Stephen: We watch other people make out, then quietly broadcast what the two lovebirds are thinking mid-tongue session. Afterwards, we go to the sleazy hotel, order a pizza, watch Man of the House on TBS, and Knee-Jerk lets PANK take the bed while we sleep on the floor.
C. James: I know this one. All I have to do is use the quadratic equation…
Jonathan: Is this a come-on? (*blush*) The math? How about: a + b + c = whoa!
12. Where is the best place to get a traditional Chicago hot dog? Deep dish pizza? White Sox or Cubs? Finally, why is parking so expensive in downtown Chicago?
C. James: Wiener Circle or the stand on the corner of Damen and Milwaukee. Anywhere that puts on an actual dill pickle slice is gold. For pizza, I’m a sucker for Pequod’s (not just for literary reasons). And Brewers, because no matter how terrible the Cubs get, the Brewers will always be the underdogs. As for the parking, you see, we make up for it because our taxes are so low. …What?
Stephen: Hot Doug’s, Chicago’s Pizza (get the deep-dish stuffed with Italian beef and peppers), Cubs because I’m not a cop and I don’t have a mustache, and it’s so expensive to park because of a certain someone who sold the rights to the meters to an independent company. If I say his name, he appears, as if out of nowhere, with a baseball bat and an empty sack.
Jonathan: Steve’s apartment / Stefano’s, unless you hate cheese / Cubs, because my brother-in-law would be mad at me if I said otherwise, and I like my brother-in-law / Because they have to pay for those parking meters, which are very expensive to maintain.
13. What is on your reality television viewing itinerary these days?
Jonathan: I still haven’t bought one of those digital transfer boxes yet. I’m very behind. What do you suggest?
C. James: Not a big reality TV guy. But I’ll admit I did had a huge crush on Colleen from Survivor when I was a junior in high school. And I still laugh to myself whenever I think of that girl dropping a duke up the staircase on that first season of Flavor of Love.
Stephen: I can’t lie, my girlfriend got me hooked on More To Love. Normally stay way clear of most reality television, but it’s so much fun. So much crying, so much hugging, so much crying.

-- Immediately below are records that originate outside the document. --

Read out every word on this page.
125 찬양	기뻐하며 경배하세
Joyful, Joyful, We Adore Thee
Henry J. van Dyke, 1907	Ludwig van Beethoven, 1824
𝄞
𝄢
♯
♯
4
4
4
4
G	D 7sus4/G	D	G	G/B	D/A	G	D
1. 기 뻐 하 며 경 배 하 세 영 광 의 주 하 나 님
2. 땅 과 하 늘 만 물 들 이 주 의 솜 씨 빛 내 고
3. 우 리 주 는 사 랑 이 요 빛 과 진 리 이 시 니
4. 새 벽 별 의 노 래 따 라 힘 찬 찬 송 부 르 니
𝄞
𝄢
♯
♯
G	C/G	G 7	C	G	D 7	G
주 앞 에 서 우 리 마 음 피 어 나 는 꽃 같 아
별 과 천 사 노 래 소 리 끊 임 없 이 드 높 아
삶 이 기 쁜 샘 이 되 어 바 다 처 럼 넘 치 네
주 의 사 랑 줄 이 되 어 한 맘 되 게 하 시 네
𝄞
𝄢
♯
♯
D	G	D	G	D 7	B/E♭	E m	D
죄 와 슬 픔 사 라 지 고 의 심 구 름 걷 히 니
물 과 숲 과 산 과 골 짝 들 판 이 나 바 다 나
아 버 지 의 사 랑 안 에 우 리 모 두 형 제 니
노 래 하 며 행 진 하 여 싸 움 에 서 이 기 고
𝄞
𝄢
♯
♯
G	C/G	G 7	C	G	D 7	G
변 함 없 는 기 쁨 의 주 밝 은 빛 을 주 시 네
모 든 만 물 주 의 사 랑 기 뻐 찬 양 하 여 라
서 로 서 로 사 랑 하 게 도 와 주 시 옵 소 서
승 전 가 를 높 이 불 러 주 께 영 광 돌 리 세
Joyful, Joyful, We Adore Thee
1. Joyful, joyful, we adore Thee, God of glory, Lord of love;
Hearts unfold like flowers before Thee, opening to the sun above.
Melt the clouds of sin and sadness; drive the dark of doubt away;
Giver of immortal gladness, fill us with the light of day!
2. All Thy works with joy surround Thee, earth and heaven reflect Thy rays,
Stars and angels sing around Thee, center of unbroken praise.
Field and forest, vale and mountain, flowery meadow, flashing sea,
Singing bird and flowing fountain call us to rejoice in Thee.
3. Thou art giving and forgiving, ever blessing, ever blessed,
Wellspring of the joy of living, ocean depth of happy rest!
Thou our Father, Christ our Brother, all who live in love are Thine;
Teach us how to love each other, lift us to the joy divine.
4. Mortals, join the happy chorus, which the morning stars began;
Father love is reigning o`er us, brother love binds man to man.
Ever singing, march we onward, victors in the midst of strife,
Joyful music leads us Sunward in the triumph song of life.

14. What do you do when you’re not editing Knee Jerk, either professionally or personally?
C James: I write fiction and music reviews. I tutor writing undergrads. I hide things like ticket stubs or newspaper clippings in my books so I can be surprised by them years later.
Stephen: I write and read and feel terrible about not writing and reading more. I walk around my neighborhood looking for the ice cream man. I eat two bomb pops, then nap.
Jonathan: I read and sell books in Chicago. I write stories and book reviews. I like riding my bike very dangerously. I also admire birds quite a lot. Especially very little ones that let you feed them.
15. What question did we forget to ask?
Jonathan: You asked every possible question you could have asked, except: What is the square root of Knee-Jerk?
The answer, although you didn’t ask, is desire.
C. James: Pop quiz, hotshot: There’s a bomb on a bus. Once the bus goes fifty miles per hour, the bomb is armed. If it goes below fifty, it blows up. Whatta you do? Whatta you do???
Stephen: How many times has Jon Fullmer wrapped his hand in saran wrap in order to use his palm like an ice cream bowl? One.